Berita

VIRAL! Dominasi Asing di Pasar Logistik RI Capai 70%

43
×

VIRAL! Dominasi Asing di Pasar Logistik RI Capai 70%

Share this article
Ilustrasi. Industri logistik di Indonesia.
Ilustrasi. Industri logistik di Indonesia

SULUTVIRAL.COM – “Industri logistik di Indonesia sedang menghadapi tantangan yang semakin kompleks, terutama dalam konteks persaingan sengit di sektor ekonomi digital. Salah satu masalah utama yang memperumit situasi ini adalah dominasi perusahaan asing dalam pangsa pasar logistik di Indonesia.

Menurut data dari Asosiasi Logistik Digital Ekonomi Indonesia (ALDEI), sejumlah perusahaan besar yang sebagian besar dimiliki oleh entitas asing saat ini menguasai sekitar 70% pangsa pasar. Di sisi lain, pelaku bisnis dalam negeri hanya memiliki sekitar 30% sisanya, sehingga mereka memiliki ruang yang terbatas untuk bersaing.

Sekretaris ALDEI, Manorsa P. Tambunan, telah menyoroti konsekuensi dari dominasi asing dalam industri logistik Indonesia. Salah satu dampak yang paling mencolok adalah persaingan yang tidak sehat yang sulit dihindari karena pemain asing memiliki modal yang lebih besar, dan hal ini sering mengarah pada perang harga.

Dalam beberapa tahun terakhir, persaingan harga dalam industri kurir bahkan mengindikasikan adanya praktik predatory pricing atau perang harga. Biaya dalam industri ini sangat terkait dengan volume, dan pemain bermodal besar seringkali menerapkan strategi investasi besar untuk menurunkan harga jual mereka di bawah biaya produksi, yang berdampak merugikan pelaku bisnis domestik.

Manorsa juga mencatat bahwa terdapat dua jenis harga dalam industri kurir, yaitu harga gross (published rate) dan harga net (harga diskon antara penjual dan pembeli). Kekurangan pengawasan yang memadai atas harga net, yang seharusnya sesuai dengan ketentuan Permenkominfo No. 1 tahun 2012 yang melarang harga jual di bawah harga pokok produksi, menghambat pelaksanaan regulasi tersebut.
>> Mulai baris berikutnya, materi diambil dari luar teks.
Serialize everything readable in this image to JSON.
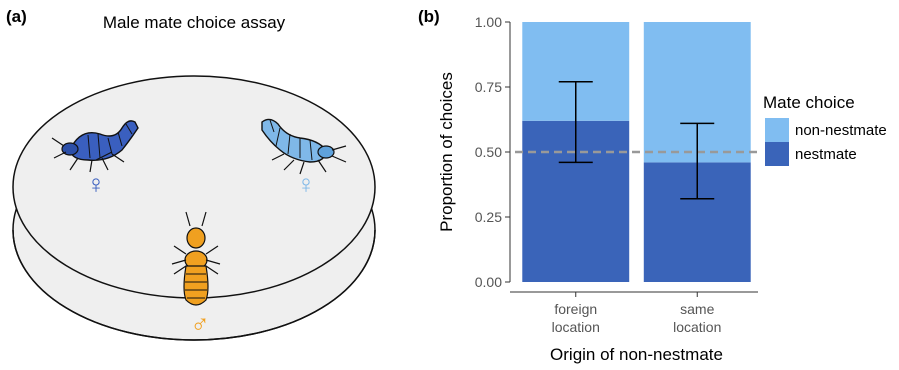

Selanjutnya, Manorsa menekankan bahwa perang harga ini berdampak negatif pada para kurir, dengan tekanan harga rendah sering kali mengorbankan upah mereka. Banyak perusahaan kurir beralih dari karyawan tetap menjadi mitra, sehingga penghasilan mereka tidak lagi dijamin sesuai dengan Upah Minimum Provinsi (UMP) atau Upah Minimum Kabupaten/Kota (UMK). Hal ini menjadi perhatian serius mengingat industri kurir memiliki jumlah pekerja yang signifikan, mencapai ratusan ribu orang.

Manorsa juga menyoroti perlunya kesetaraan peluang dalam persaingan industri logistik ini. Pemerintah sebagai regulator memiliki peran penting untuk menjaga aturan bermain yang adil dalam bisnis di Indonesia, mencegah perang harga berlebihan, dan melindungi semua pihak yang terlibat dalam industri ini, termasuk pengusaha, konsumen, dan pekerja.

Meskipun pemerintah telah menetapkan batasan kepemilikan asing maksimal 49% untuk industri kurir, ALDEI telah mendeteksi bahwa beberapa perusahaan kurir terbesar di Indonesia berencana untuk melakukan Initial Public Offering (IPO) di luar negeri dengan kepemilikan asing mencapai 100%. Ini memerlukan perhatian serius dari pihak berwenang.

ALDEI berharap agar pemerintah, melalui kementerian teknis yang bersangkutan, dapat bertindak tegas untuk mempertahankan regulasi yang ada dan memberlakukan sanksi kepada pelanggar, guna melindungi industri logistik Indonesia, serta memberikan peluang kepada pelaku bisnis domestik untuk bersaing secara sehat di masa depan.”